His most famous painting, titled ‘Holy Night’ is a great example of this new direction.

The clever use of lighting, in a way that I personally rarely see, comes from the Christ Child which lights up and almost obscures Mary, the happy mother. Using this effect, and by shadowing the figures in the background, the viewer’s gaze in brought to the main subject, the Christ Child, in a great way.

Giorgione

Active between the years of 1478?-1510, this Italian painter was one of the more mysterious figures of the Italian Renaissance. Giorgione, or otherwise known as Giorgio Barberelli da Castelfranco, was from a small village called Castelfranco de Veneto and was a pupil of master artist Giovanni Bellini. It is believed that Giorgione died rather young at the age of either 32 or 33 due to the Bubonic Plague that swept across Europe during this time.
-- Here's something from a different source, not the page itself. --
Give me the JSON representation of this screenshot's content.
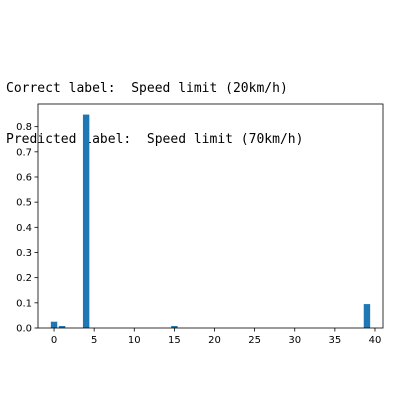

Like much of the work tied to Giorgione, this piece, known as “The Tempest”, is debated as to what exactly the painting is supposed to represent. This enigmatic direction and subject of his paintings is what makes Giorgione one of the more mysterious figures of the Italian Renaissance. But, it’s not the seemingly directionless painting that earned its prestigious status, but it was how Giorgione blended the subjects and background into one harmonious image through the use of colours and light.

“[…] the landscape before which the actors of the picture move is not just a background.” The Story of Art, pg. 329.

This innovative way of how Giorgione arranged the piece brought forth a new way of thinking of perspective in paintings.